RALEIGH, N.C. — For 20 years, the jubilant citizens of Brasstown, N.C., have welcomed the new year by catching a wild opossum, placing it in a Plexiglas cage draped with tinsel and slowly lowering it over a cheering crowd as fireworks explode in the night sky.
But last December, this mountain-town tradition caught the eye of People for the Ethical Treatment of Animals, who have since fought to stop Brasstown’s annual possum drop for the sake of the tree-dwelling, nocturnal marsupials and the animal lovers who cherish them.
“Possums are very shy,” said Martina Bernstein, director of litigation for PETA. “They don’t run up to people. They run away. They have no way to hide. They are wild animals. You can’t explain to them that you just want to have fun.”
On Tuesday, Senior Administrative Law Judge Fred Morrison Jr. denied the state’s motion to dismiss PETA’s case. That guarantees this debate will rage on at least another month and it could put this year’s possum drop in jeopardy. Over the next few weeks, the question of just what can and can’t be done to a woodland creature will persist.
“The whole thing is moot,” argued Norman Young, assistant attorney general. “The possum is back running around in the woods somewhere for all we know.”
“But he could have trauma,” Morrison noted.
“He could have been eaten by a bigger animal for all we know,” Young said.
The case revolves around Clay Logan, who holds the possum drop at his country store in the small town near the Georgia border about 100 miles west of Asheville. He received a permit from the N.C. Wildlife Resources Commission that spelled out the size of the cage and terms of its release.

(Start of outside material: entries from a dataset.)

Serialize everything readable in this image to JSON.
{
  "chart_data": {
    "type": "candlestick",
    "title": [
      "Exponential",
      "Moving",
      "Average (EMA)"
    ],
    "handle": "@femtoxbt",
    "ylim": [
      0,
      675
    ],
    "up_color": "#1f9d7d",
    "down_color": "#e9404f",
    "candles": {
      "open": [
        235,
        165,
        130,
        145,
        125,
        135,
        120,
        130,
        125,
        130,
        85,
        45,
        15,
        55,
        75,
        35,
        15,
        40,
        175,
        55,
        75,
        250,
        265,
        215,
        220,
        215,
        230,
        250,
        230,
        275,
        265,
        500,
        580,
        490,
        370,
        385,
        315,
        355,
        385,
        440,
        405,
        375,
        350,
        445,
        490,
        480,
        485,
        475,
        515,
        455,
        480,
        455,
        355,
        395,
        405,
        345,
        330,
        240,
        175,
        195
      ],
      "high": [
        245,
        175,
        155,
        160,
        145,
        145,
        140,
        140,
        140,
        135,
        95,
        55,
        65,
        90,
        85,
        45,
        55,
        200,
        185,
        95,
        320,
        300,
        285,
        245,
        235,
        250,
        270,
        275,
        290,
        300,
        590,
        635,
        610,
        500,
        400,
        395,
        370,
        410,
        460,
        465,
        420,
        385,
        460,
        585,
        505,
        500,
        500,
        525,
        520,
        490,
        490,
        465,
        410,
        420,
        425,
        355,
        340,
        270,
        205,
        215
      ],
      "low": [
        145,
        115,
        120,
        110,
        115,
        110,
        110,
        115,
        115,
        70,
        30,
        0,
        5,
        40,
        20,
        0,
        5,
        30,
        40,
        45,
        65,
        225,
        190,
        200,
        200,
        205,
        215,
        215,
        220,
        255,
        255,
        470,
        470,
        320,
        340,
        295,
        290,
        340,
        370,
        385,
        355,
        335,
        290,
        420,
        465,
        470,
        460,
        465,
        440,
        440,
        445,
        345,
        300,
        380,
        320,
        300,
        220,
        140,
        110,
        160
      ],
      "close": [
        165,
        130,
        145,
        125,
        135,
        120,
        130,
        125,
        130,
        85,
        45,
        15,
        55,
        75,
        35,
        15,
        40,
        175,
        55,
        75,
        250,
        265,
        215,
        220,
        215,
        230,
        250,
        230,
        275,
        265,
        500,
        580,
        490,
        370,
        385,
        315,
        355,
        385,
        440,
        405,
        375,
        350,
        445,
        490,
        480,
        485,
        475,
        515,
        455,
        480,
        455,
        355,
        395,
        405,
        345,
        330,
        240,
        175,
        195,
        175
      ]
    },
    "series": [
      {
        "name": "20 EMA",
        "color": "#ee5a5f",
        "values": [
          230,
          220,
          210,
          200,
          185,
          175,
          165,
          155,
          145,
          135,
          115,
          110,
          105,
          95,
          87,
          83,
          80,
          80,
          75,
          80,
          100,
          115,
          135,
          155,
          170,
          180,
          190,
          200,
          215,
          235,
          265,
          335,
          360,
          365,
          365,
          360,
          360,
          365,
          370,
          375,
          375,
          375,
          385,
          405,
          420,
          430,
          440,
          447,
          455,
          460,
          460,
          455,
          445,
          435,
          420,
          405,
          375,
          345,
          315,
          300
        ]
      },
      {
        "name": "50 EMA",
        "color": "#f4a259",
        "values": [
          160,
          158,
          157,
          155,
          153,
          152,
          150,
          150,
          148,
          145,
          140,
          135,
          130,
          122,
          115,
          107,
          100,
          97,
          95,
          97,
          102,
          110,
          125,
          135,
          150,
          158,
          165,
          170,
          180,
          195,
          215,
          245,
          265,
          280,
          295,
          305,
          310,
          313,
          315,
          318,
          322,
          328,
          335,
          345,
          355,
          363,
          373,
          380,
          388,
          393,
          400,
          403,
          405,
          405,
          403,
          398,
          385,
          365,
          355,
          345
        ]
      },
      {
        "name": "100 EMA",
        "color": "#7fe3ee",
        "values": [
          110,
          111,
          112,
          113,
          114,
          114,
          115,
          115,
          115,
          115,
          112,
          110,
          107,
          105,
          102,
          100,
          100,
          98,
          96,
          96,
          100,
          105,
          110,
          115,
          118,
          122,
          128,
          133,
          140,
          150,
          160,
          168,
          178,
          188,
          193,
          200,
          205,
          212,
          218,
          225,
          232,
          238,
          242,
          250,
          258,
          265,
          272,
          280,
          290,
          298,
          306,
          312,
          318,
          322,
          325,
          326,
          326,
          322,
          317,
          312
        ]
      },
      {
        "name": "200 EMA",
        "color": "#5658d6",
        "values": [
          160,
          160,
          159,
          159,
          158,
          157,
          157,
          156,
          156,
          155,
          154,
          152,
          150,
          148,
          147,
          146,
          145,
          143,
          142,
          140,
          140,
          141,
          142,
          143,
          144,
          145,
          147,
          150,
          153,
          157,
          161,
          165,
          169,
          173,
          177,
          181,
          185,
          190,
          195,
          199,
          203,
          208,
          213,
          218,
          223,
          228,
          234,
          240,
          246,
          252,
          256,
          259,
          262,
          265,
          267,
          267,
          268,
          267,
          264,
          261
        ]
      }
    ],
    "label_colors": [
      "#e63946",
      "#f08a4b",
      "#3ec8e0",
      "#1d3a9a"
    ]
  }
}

“I tried to figure out what I could do to get attention without going to jail,” Logan said in a 2010 videotape shot by photographer Charles “Stretch” Ledford.
Logan’s event draws national attention for its offbeat take on the Times Square apple drop in New York, and the Brasstown crowds swell into the thousands.
“I think they have a musketry demonstration and some kind of male beauty contest to pick the possum queen,” Young said in Tuesday’s hearing, describing the goings-on at the alcohol-free show.
PETA filed a lawsuit in December, seeking a temporary restraining order, which was denied. Now, the group’s petition sits with the Office of Administrative Hearings, where the parties agreed Tuesday to seek summary judgment. Further appeals are likely.
In her argument Tuesday, Bernstein said PETA’s case will not rest on whether the possum endured cruelty.
“To us, it’s clear that the possum suffers,” she said. “Other people may not see that, and it’s hard to find experts.”
Rather, she said, PETA will argue that wildlife is for everyone in North Carolina to enjoy, and such enjoyment is curtailed if a government agency allows animals to be held captive without special requirements being met.